Time Series
Predicting future values based on sequential temporal data
Time series forecasting predicts future values based on past observations ordered in time. Unlike standard supervised learning, the sequence matters—you can't shuffle rows or treat observations as independent.
Time series forecasting uses historical data (blue) to predict future values (orange). The model learns patterns from the past and projects them forward, with uncertainty typically increasing further into the future.
What Makes Time Series Different
Temporal dependency: Future values depend on past values. Today's sales relate to yesterday's, last week's, and seasonal patterns.
Ordering matters: You can't randomly split or shuffle the data. Time flows forward. Training happens on earlier periods, testing on later ones.
Multiple components: Most series combine trend (long-term direction), seasonality (repeating patterns), cycles (irregular longer-term patterns), and noise (randomness).
Frequency: Data collected daily, hourly, monthly, etc. The frequency determines what patterns you can detect.
Types of Time Series
Univariate: Only the target variable—predict tomorrow's sales using past sales.
Multivariate: Additional time-dependent features—prices, promotions, weather, competitor activity.
Regular: Evenly spaced timestamps (every hour, every day).
Irregular: Missing timestamps, uneven spacing.
Key Concepts
Stationarity
A stationary series has constant mean, constant variance, and stable relationships between values at different lags. Most forecasting models assume stationarity.
Why it matters: Models learn patterns that stay consistent over time. Non-stationary series have shifting patterns that confuse models.
How to detect:
- Visual: Plot the series. Rising/falling trend = non-stationary. Growing variance = non-stationary.
- Autocorrelation: Slow decay at large lags suggests non-stationarity
- Tests: Augmented Dickey-Fuller (ADF) tests for unit root.

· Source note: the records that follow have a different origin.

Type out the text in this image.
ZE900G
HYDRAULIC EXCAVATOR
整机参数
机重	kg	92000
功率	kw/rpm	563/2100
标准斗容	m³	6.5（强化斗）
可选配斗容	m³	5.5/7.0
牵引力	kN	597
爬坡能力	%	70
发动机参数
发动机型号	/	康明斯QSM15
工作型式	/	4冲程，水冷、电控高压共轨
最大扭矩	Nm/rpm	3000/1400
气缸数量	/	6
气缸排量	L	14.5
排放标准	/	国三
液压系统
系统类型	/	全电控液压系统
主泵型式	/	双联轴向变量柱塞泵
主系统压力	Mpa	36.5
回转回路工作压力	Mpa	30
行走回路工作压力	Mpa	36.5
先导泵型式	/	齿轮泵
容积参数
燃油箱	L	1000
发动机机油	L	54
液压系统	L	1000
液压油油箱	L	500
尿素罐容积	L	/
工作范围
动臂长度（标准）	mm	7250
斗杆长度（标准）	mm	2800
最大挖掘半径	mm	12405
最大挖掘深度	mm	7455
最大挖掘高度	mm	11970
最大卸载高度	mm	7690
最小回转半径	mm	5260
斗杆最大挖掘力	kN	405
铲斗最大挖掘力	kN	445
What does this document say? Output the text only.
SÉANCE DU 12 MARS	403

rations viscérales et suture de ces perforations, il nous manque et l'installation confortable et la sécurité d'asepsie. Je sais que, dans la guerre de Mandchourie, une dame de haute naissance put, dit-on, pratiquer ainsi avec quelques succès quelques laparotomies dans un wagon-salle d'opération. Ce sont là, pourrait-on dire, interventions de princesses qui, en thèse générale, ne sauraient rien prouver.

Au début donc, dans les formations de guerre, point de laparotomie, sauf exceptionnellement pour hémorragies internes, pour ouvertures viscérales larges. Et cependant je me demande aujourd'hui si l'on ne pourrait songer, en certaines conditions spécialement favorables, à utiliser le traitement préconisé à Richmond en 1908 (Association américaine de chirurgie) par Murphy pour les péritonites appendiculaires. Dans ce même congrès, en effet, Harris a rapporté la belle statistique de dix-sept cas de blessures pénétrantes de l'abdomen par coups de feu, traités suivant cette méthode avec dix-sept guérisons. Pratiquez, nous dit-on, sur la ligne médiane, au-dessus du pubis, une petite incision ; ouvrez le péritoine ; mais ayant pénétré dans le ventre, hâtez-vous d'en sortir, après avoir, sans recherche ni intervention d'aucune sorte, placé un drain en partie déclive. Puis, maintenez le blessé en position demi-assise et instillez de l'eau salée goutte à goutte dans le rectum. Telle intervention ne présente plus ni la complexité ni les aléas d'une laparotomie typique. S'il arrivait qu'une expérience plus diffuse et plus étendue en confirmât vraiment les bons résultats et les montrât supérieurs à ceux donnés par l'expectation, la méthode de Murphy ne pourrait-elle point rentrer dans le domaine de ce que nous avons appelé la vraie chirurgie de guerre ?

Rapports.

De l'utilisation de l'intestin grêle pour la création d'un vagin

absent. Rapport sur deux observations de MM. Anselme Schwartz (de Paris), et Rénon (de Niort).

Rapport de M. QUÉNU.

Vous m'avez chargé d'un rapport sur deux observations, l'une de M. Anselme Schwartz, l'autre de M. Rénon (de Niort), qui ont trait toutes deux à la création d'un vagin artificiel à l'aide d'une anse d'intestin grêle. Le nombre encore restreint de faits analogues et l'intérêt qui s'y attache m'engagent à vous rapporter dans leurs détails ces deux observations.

KPSS tests for stationarity.
How to fix:
- Differencing: Subtract previous value to remove trend
- Seasonal differencing: Subtract value from same season (lag 7 for weekly, lag 12 for monthly)
- Log transform: Stabilize variance when it grows with level
- Box-Cox transform: General variance stabilization
Decomposition
Break the series into components:
Additive: Y = Trend + Seasonal + Noise (seasonal magnitude stays constant)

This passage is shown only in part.